In the first part of its new report, The scammers who scam scammers on cybercrime forums, Sophos senior threat researcher, Matt Wixey, claimed that the problem is now so acute that forum admins have created dedicated “arbitration rooms.”

“Personal beefs, rivalries and wanting to destroy (or sometimes enhance) reputations can all result in scams. And it’s not just small-time crooks. We saw prominent threat actors either accused of scamming or falling victim to scams themselves,” Wixey continued.

“We saw referral cons, fake data leaks and tools, typosquatting, phishing, ‘alt rep’ scams (the use of sockpuppets to artificially inflate reputation scores), fake guarantors, blackmail, impersonated accounts and backdoored malware. We even found instances where threat actors got revenge by scamming the scammers who scammed them.”

The report looked at three popular underground sites: Exploit and XSS, two Russian-language cybercrime forums that provide access-as-a-service (AaaS) listings, and the English language BreachForums, which specializes in data leaks.

Over 12 months, Sophos investigated 600 scams passing through arbitration on these sites, with claims ranging from $2 to $160,000.

Wixey argued that analyzing these disputes is a useful way to glean insight into cyber-criminals’ tactical and strategic priorities, rivals and alliances, and their susceptibility to deception.

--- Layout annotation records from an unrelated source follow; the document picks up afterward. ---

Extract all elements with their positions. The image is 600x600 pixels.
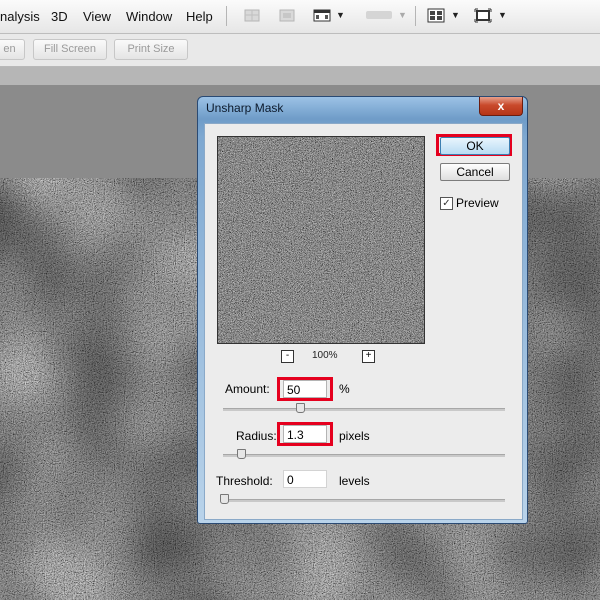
document-tab-strip xyxy=(0,67,600,85)
amount-slider-track[interactable] xyxy=(223,408,505,411)
threshold-label: Threshold: xyxy=(216,474,273,488)
guides-icon[interactable] xyxy=(243,8,261,23)
amount-field[interactable]: 50 xyxy=(283,380,327,398)
unsharp-mask-dialog: Unsharp Mask x - 100% + OK Cancel ✓ Prev… xyxy=(197,96,528,524)
threshold-slider-track[interactable] xyxy=(223,499,505,502)
screen-mode-icon[interactable] xyxy=(313,8,331,23)
menu-3d[interactable]: 3D xyxy=(51,9,68,24)
grid-icon[interactable] xyxy=(278,8,296,23)
preview-checkbox[interactable]: ✓ xyxy=(440,197,453,210)
amount-slider-thumb[interactable] xyxy=(296,403,306,413)
menu-help[interactable]: Help xyxy=(186,9,213,24)
dialog-close-button[interactable]: x xyxy=(479,97,523,116)
radius-field[interactable]: 1.3 xyxy=(283,425,327,443)
zoom-level: 100% xyxy=(312,350,338,361)
amount-label: Amount: xyxy=(225,382,270,396)
menu-analysis[interactable]: nalysis xyxy=(0,9,40,24)
threshold-field[interactable]: 0 xyxy=(283,470,327,488)
zoom-dropdown-icon[interactable]: ▼ xyxy=(398,10,407,20)
ok-button[interactable]: OK xyxy=(440,137,510,155)
radius-label: Radius: xyxy=(236,429,277,443)
menu-window[interactable]: Window xyxy=(126,9,172,24)
threshold-unit: levels xyxy=(339,474,370,488)
menu-bar: nalysis 3D View Window Help ▼ ▼ ▼ ▼ xyxy=(0,0,600,34)
screen-mode-dropdown-icon[interactable]: ▼ xyxy=(336,10,345,20)
screen-button[interactable]: en xyxy=(0,39,25,60)
print-size-button[interactable]: Print Size xyxy=(114,39,188,60)
arrange-documents-icon[interactable] xyxy=(427,8,445,23)
radius-slider-track[interactable] xyxy=(223,454,505,457)
preview-label: Preview xyxy=(456,196,499,210)
threshold-slider-thumb[interactable] xyxy=(220,494,229,504)
radius-unit: pixels xyxy=(339,429,370,443)
options-bar: en Fill Screen Print Size xyxy=(0,34,600,67)
dialog-title: Unsharp Mask xyxy=(206,101,284,115)
zoom-level-field[interactable] xyxy=(366,11,392,19)
arrange-dropdown-icon[interactable]: ▼ xyxy=(451,10,460,20)
zoom-in-button[interactable]: + xyxy=(362,350,375,363)
cancel-button[interactable]: Cancel xyxy=(440,163,510,181)
fill-screen-button[interactable]: Fill Screen xyxy=(33,39,107,60)
zoom-out-button[interactable]: - xyxy=(281,350,294,363)
screen-fit-icon[interactable] xyxy=(474,8,492,23)
radius-slider-thumb[interactable] xyxy=(236,449,246,459)
menubar-separator xyxy=(226,6,227,26)
preview-image xyxy=(218,137,424,343)
amount-unit: % xyxy=(339,382,350,396)
menu-view[interactable]: View xyxy=(83,9,111,24)
dialog-body: - 100% + OK Cancel ✓ Preview Amount: 50 … xyxy=(204,123,523,520)
preview-window[interactable] xyxy=(217,136,425,344)
screen-fit-dropdown-icon[interactable]: ▼ xyxy=(498,10,507,20)
menubar-separator xyxy=(415,6,416,26)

“Threat actors are aware that criminal forums are monitored, and so often employ good operational security. When they’re victims of crime themselves – well, not so much,” he added.

“Because forum rules demand proof to support scam allegations, wronged threat actors will often happily post screenshots of private conversations and source code, identifiers, transactions, chat logs, and blow-by-blow accounts of negotiations, sales, and troubleshooting.”

Sometimes scammers create entire fake sites. Wixey claimed his research uncovered one group which built 20 imitation sites, including one that spoofed the popular Genesis Market. The ruse was to trick interested parties into handing over a $100 ‘activation fee’ to participate.